Nebraska Sues US EPA Over New Carbon Limits for Utilities
Nebraska has brought the first law suit against U.S. Environmental Protection Agency’s proposed new carbon limits for power plants [see January 15, 2014 blog article], saying that the proposed rules are based on commercially unviable emission control technology. Nebraska’s Attorney General is demanding that the EPA withdraw its proposal to cap carbon dioxide emissions from new coal-fired plants claiming the standards make it impossible for any new power plants to be built in that state.
The proposed rules rely, in part, on carbon capture and storage to meet the objective of reducing carbon dioxide emissions. Yet, according to the complaint, the Energy Policy Act of 2005 forbids tying new source performance standards to pollution reduction technology developed with federal assistance.
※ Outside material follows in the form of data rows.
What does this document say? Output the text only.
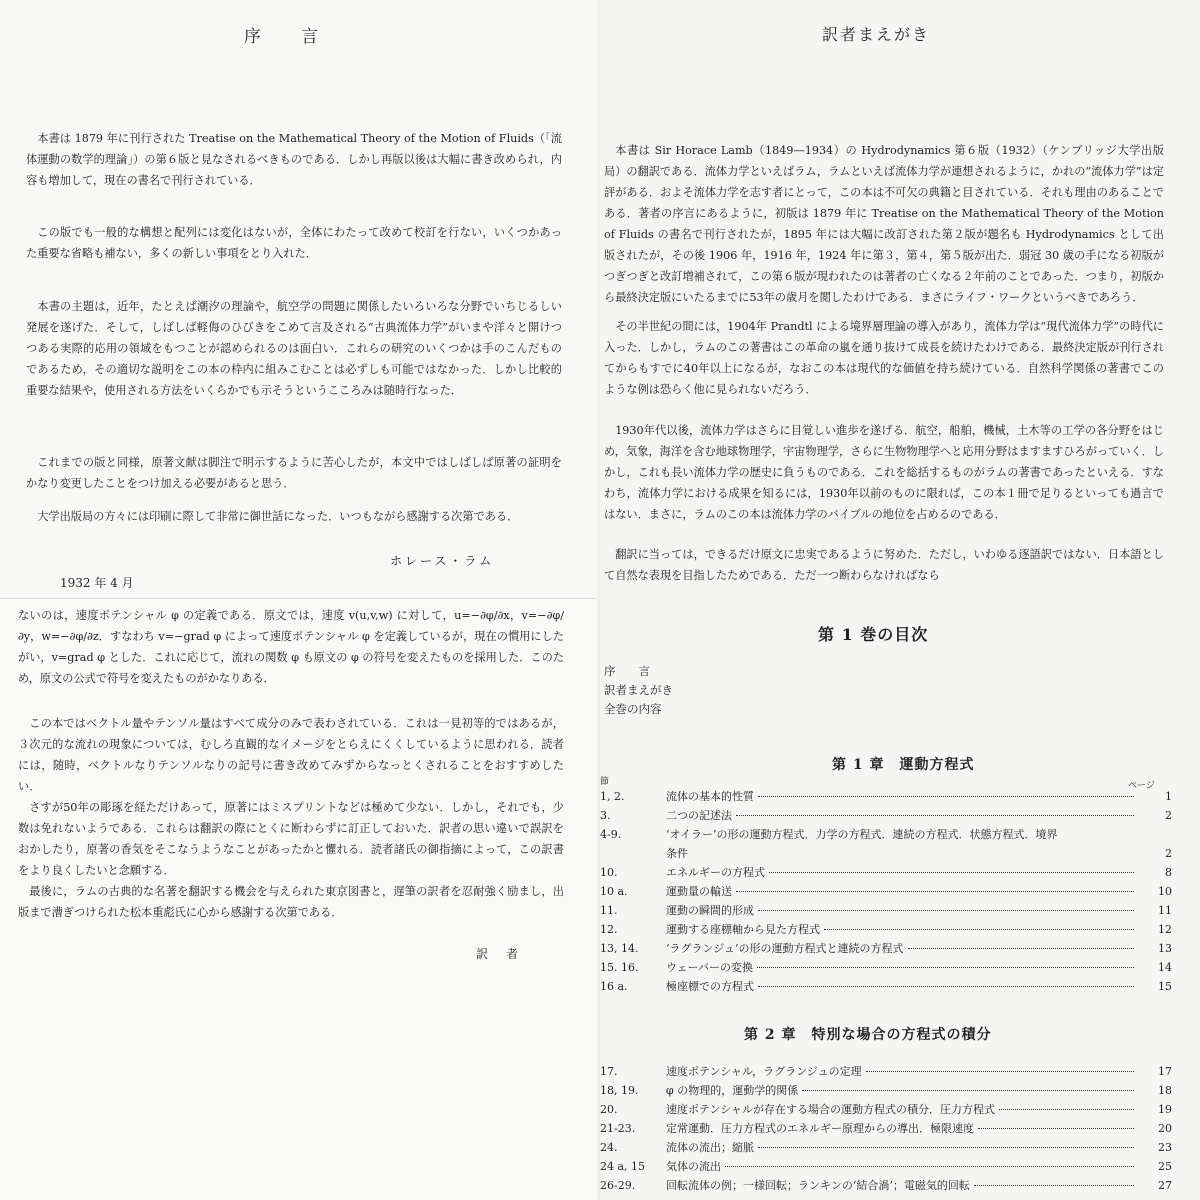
序　　言

本書は 1879 年に刊行された Treatise on the Mathematical Theory of the Motion of Fluids（「流体運動の数学的理論」）の第６版と見なされるべきものである．しかし再版以後は大幅に書き改められ，内容も増加して，現在の書名で刊行されている．

この版でも一般的な構想と配列には変化はないが，全体にわたって改めて校訂を行ない，いくつかあった重要な省略も補ない，多くの新しい事項をとり入れた．

本書の主題は，近年，たとえば潮汐の理論や，航空学の問題に関係したいろいろな分野でいちじるしい発展を遂げた．そして，しばしば軽侮のひびきをこめて言及される“古典流体力学”がいまや洋々と開けつつある実際的応用の領域をもつことが認められるのは面白い．これらの研究のいくつかは手のこんだものであるため，その適切な説明をこの本の枠内に組みこむことは必ずしも可能ではなかった．しかし比較的重要な結果や，使用される方法をいくらかでも示そうというこころみは随時行なった．

これまでの版と同様，原著文献は脚注で明示するように苦心したが，本文中ではしばしば原著の証明をかなり変更したことをつけ加える必要があると思う．

大学出版局の方々には印刷に際して非常に御世話になった．いつもながら感謝する次第である．

ホレース・ラム
1932 年 4 月

ないのは，速度ポテンシャル φ の定義である．原文では，速度 v(u,v,w) に対して，u=−∂φ/∂x，v=−∂φ/∂y，w=−∂φ/∂z．すなわち v=−grad φ によって速度ポテンシャル φ を定義しているが，現在の慣用にしたがい，v=grad φ とした．これに応じて，流れの関数 φ も原文の φ の符号を変えたものを採用した．このため，原文の公式で符号を変えたものがかなりある．

この本ではベクトル量やテンソル量はすべて成分のみで表わされている．これは一見初等的ではあるが，３次元的な流れの現象については，むしろ直観的なイメージをとらえにくくしているように思われる．読者には，随時，ベクトルなりテンソルなりの記号に書き改めてみずからなっとくされることをおすすめしたい．

さすが50年の彫琢を経ただけあって，原著にはミスプリントなどは極めて少ない．しかし，それでも，少数は免れないようである．これらは翻訳の際にとくに断わらずに訂正しておいた．訳者の思い違いで誤訳をおかしたり，原著の香気をそこなうようなことがあったかと懼れる．読者諸氏の御指摘によって，この訳書をより良くしたいと念願する．

最後に，ラムの古典的な名著を翻訳する機会を与えられた東京図書と，遅筆の訳者を忍耐強く励まし，出版まで漕ぎつけられた松本重彪氏に心から感謝する次第である．

訳　者
訳者まえがき

本書は Sir Horace Lamb（1849—1934）の Hydrodynamics 第６版（1932）（ケンブリッジ大学出版局）の翻訳である．流体力学といえばラム，ラムといえば流体力学が連想されるように，かれの“流体力学”は定評がある．およそ流体力学を志す者にとって，この本は不可欠の典籍と目されている．それも理由のあることである．著者の序言にあるように，初版は 1879 年に Treatise on the Mathematical Theory of the Motion of Fluids の書名で刊行されたが，1895 年には大幅に改訂された第２版が題名も Hydrodynamics として出版されたが，その後 1906 年，1916 年，1924 年に第３，第４，第５版が出た．弱冠 30 歳の手になる初版がつぎつぎと改訂増補されて，この第６版が現われたのは著者の亡くなる２年前のことであった．つまり，初版から最終決定版にいたるまでに53年の歳月を閲したわけである．まさにライフ・ワークというべきであろう．

その半世紀の間には，1904年 Prandtl による境界層理論の導入があり，流体力学は“現代流体力学”の時代に入った．しかし，ラムのこの著書はこの革命の嵐を通り抜けて成長を続けたわけである．最終決定版が刊行されてからもすでに40年以上になるが，なおこの本は現代的な価値を持ち続けている．自然科学関係の著書でこのような例は恐らく他に見られないだろう．

1930年代以後，流体力学はさらに目覚しい進歩を遂げる．航空，船舶，機械，土木等の工学の各分野をはじめ，気象，海洋を含む地球物理学，宇宙物理学，さらに生物物理学へと応用分野はますますひろがっていく．しかし，これも長い流体力学の歴史に負うものである．これを総括するものがラムの著書であったといえる．すなわち，流体力学における成果を知るには，1930年以前のものに限れば，この本１冊で足りるといっても過言ではない．まさに，ラムのこの本は流体力学のバイブルの地位を占めるのである．

翻訳に当っては，できるだけ原文に忠実であるように努めた．ただし，いわゆる逐語訳ではない．日本語として自然な表現を目指したためである．ただ一つ断わらなければなら

第 1 巻の目次
序　　言
訳者まえがき
全巻の内容
第 1 章　運動方程式
節	ページ
1, 2.	流体の基本的性質	1
3.	二つの記述法	2
4-9.	‘オイラー’の形の運動方程式．力学の方程式．連続の方程式．状態方程式．境界条件	2
10.	エネルギーの方程式	8
10 a.	運動量の輸送	10
11.	運動の瞬間的形成	11
12.	運動する座標軸から見た方程式	12
13, 14.	‘ラグランジュ’の形の運動方程式と連続の方程式	13
15. 16.	ウェーバーの変換	14
16 a.	極座標での方程式	15
第 2 章　特別な場合の方程式の積分
17.	速度ポテンシャル，ラグランジュの定理	17
18, 19.	φ の物理的，運動学的関係	18
20.	速度ポテンシャルが存在する場合の運動方程式の積分．圧力方程式	19
21-23.	定常運動．圧力方程式のエネルギー原理からの導出．極限速度	20
24.	流体の流出；縮脈	23
24 a, 15	気体の流出	25
26-29.	回転流体の例；一様回転；ランキンの‘結合渦’；電磁気的回転	27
According to Nebraska’s complaint, in deciding to base its carbon limits on the potential emissions savings from carbon capture and storage, the EPA considered three facilities under construction, all of which are slated to employ CCS, and all of which purportedly received hundreds of millions of dollars in grants from the Department of Energy and also millions of dollars in credits from the IRS. The complaint also seeks an injunction to prohibit EPA from future consideration of carbon capture and storage technology from these federally funded facilities as “adequate demonstration” of the technology.
The case is State of Nebraska v. United States Environmental Protection Agency, case number 4:14-cv-03006, in the U.S. District Court for the District of Nebraska.